Koster contends that back when the market was smaller, and its two biggest players were Ultima Online and EverQuest - similar in theme, radically different in gameplay - a greater level of diversity was permitted in new MMOs. "But now," he laments, "the vast majority of the market is held by the EverQuest/WoW-style games. Large budgets aren't going to other sorts of virtual worlds, and there are a lot of other sorts of virtual worlds to be made. And after seeing the market failure of Jumpgate or Auto Assault, or any of these more niche-targeted games, it breeds conservatism. So if I were going to give advice to a developer, I would say: why don't you make a truly kickass virtual world environment - make it a game or whatever it is, but make it something else. Bring in a new market!"
Undocumented millions
Interestingly, there is a massive MMO market that's largely undocumented by the mainstream press - browser-based online worlds such as Dofus, MapleStory, and RuneScape all have playerbases that number in the millions. And given the low-cost, high-convenience nature of these games (from both the developers' and players' perspectives), there's much less overhead than with their retail peers. Koster, motivated by the huge success of these smaller worlds, has created his own solution: Metaplace, a service that facilitates both the creation and online publication of user-made virtual worlds.
"Metaplace is designed so that virtual worlds can become essentially ubiquitous," he says. "They can go on any webpage; anyone can set up a virtual world on their own, so they can really become part of the daily fabric of the web. And so some of the hopes there are is that when we do that, we will get greater diversity, and more variety, and we'll explore new kinds of gameplay and social play.
"We have a markup language that is our equivalent to HTML, and just like HTML, anyone can write a browser for it that is a client.

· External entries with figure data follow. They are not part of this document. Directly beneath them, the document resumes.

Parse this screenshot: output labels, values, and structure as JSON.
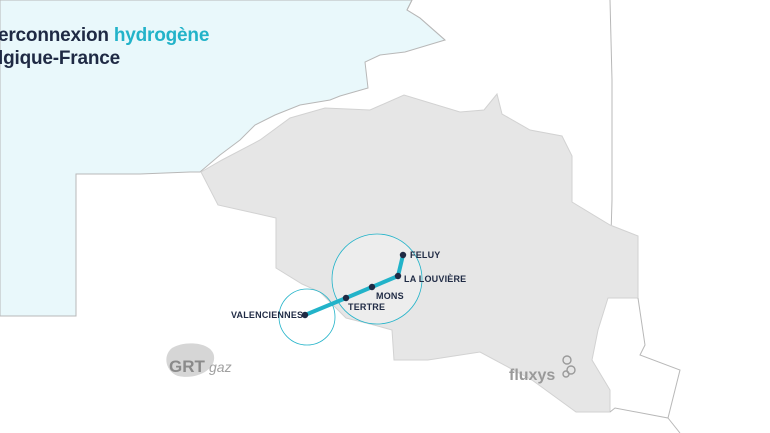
{
  "title": {
    "line1_prefix": "erconnexion ",
    "line1_accent": "hydrogène",
    "line2": "lgique-France"
  },
  "cities": [
    {
      "name": "FELUY"
    },
    {
      "name": "LA LOUVIÈRE"
    },
    {
      "name": "MONS"
    },
    {
      "name": "TERTRE"
    },
    {
      "name": "VALENCIENNES"
    }
  ],
  "logos": {
    "grtgaz": {
      "left": "GRT",
      "right": "gaz"
    },
    "fluxys": {
      "text": "fluxys"
    }
  },
  "colors": {
    "sea": "#e9f8fb",
    "belgium": "#e6e6e6",
    "border_line": "#b8b8b8",
    "pipeline": "#22b3c9",
    "node": "#1f2a44",
    "title_text": "#1f2a44",
    "title_accent": "#22b3c9"
  }
}
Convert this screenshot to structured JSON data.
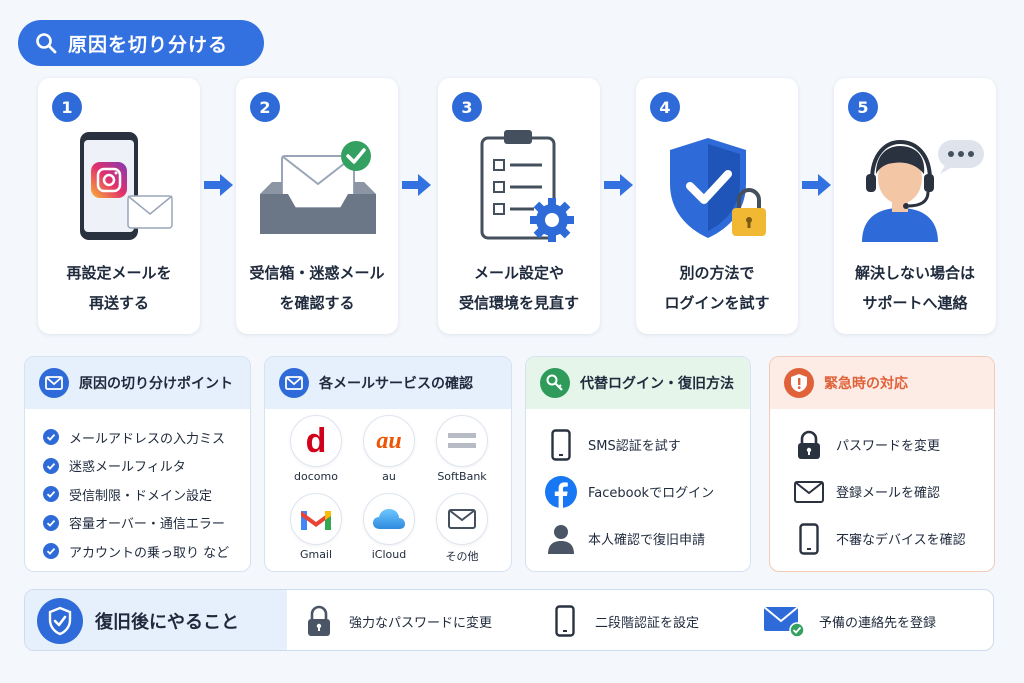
{
  "header": {
    "title": "原因を切り分ける",
    "icon": "search-icon"
  },
  "steps": [
    {
      "num": "1",
      "line1": "再設定メールを",
      "line2": "再送する",
      "icon": "phone-mail-icon"
    },
    {
      "num": "2",
      "line1": "受信箱・迷惑メール",
      "line2": "を確認する",
      "icon": "inbox-check-icon"
    },
    {
      "num": "3",
      "line1": "メール設定や",
      "line2": "受信環境を見直す",
      "icon": "clipboard-gear-icon"
    },
    {
      "num": "4",
      "line1": "別の方法で",
      "line2": "ログインを試す",
      "icon": "shield-lock-icon"
    },
    {
      "num": "5",
      "line1": "解決しない場合は",
      "line2": "サポートへ連絡",
      "icon": "support-agent-icon"
    }
  ],
  "panels": {
    "causes": {
      "title": "原因の切り分けポイント",
      "items": [
        "メールアドレスの入力ミス",
        "迷惑メールフィルタ",
        "受信制限・ドメイン設定",
        "容量オーバー・通信エラー",
        "アカウントの乗っ取り など"
      ]
    },
    "mail_services": {
      "title": "各メールサービスの確認",
      "items": [
        {
          "label": "docomo",
          "icon": "docomo-logo"
        },
        {
          "label": "au",
          "icon": "au-logo"
        },
        {
          "label": "SoftBank",
          "icon": "softbank-logo"
        },
        {
          "label": "Gmail",
          "icon": "gmail-logo"
        },
        {
          "label": "iCloud",
          "icon": "icloud-logo"
        },
        {
          "label": "その他",
          "icon": "mail-icon"
        }
      ],
      "logo_text": {
        "docomo": "d",
        "au": "au"
      }
    },
    "alt_login": {
      "title": "代替ログイン・復旧方法",
      "items": [
        "SMS認証を試す",
        "Facebookでログイン",
        "本人確認で復旧申請"
      ]
    },
    "emergency": {
      "title": "緊急時の対応",
      "items": [
        "パスワードを変更",
        "登録メールを確認",
        "不審なデバイスを確認"
      ]
    }
  },
  "bottom": {
    "title": "復旧後にやること",
    "items": [
      "強力なパスワードに変更",
      "二段階認証を設定",
      "予備の連絡先を登録"
    ]
  },
  "colors": {
    "accent": "#3471e0",
    "green": "#2e9b5a",
    "orange": "#e0623a"
  }
}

And different clients can in fact render the virtual world in different ways. So, you could have a mobile client, and a first-person 3D client. Then we have a generic server that doesn't make assumptions about what kind of virtual world is running there. It might be a WoW, it might be A Tale in the Desert, it might even be Tetris. And sitting on top of all this is a YouTube-style service that indexes, rates, and reviews all the worlds, and you can log into them from that website."
If nothing else, Koster's service allows users fed up with WoW's dominance the chance to have a go at it themselves. Having only been a part of our cultural fabric since 1997, the MMO as a concept is quite young. Ultimately, subscribers will decide which approach to online world design is most compelling.

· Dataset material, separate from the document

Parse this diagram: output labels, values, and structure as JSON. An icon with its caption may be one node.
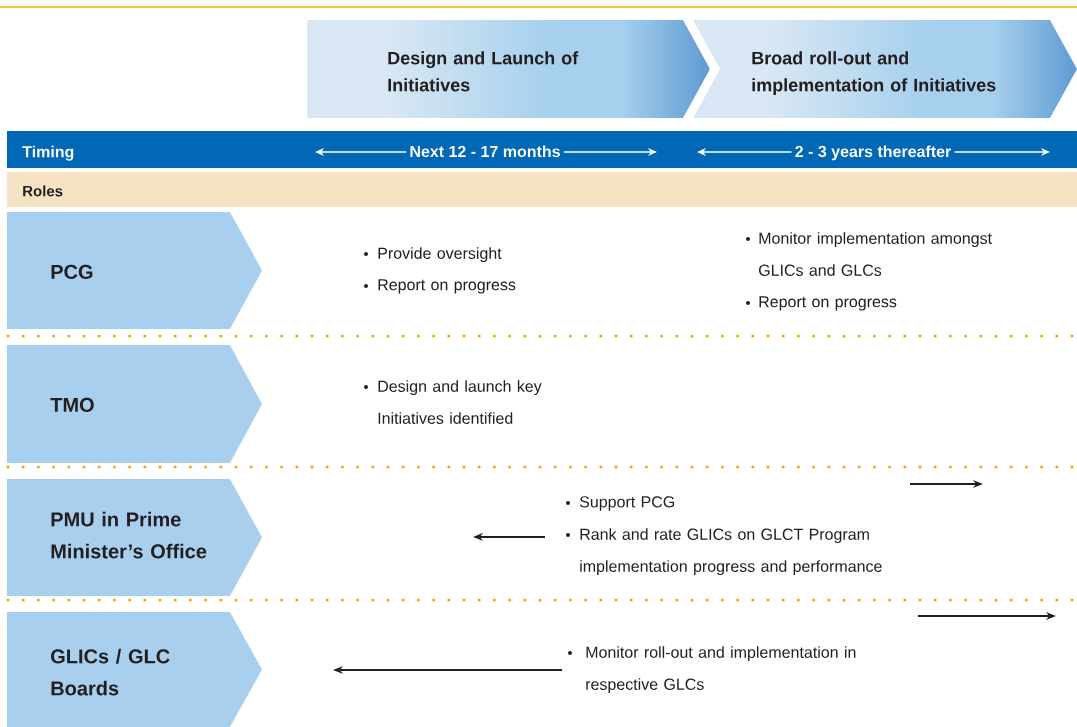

As the market expands, it's increasingly likely that there will always be a single dominant MMO distantly ahead of the rest - simply because the social nature of MMOs requires large numbers of players, and players will naturally gravitate towards the world with the highest population. But as shown above, that's hardly a sign that other worlds won't prosper. Just don't hold your breath for an overpopulation crisis.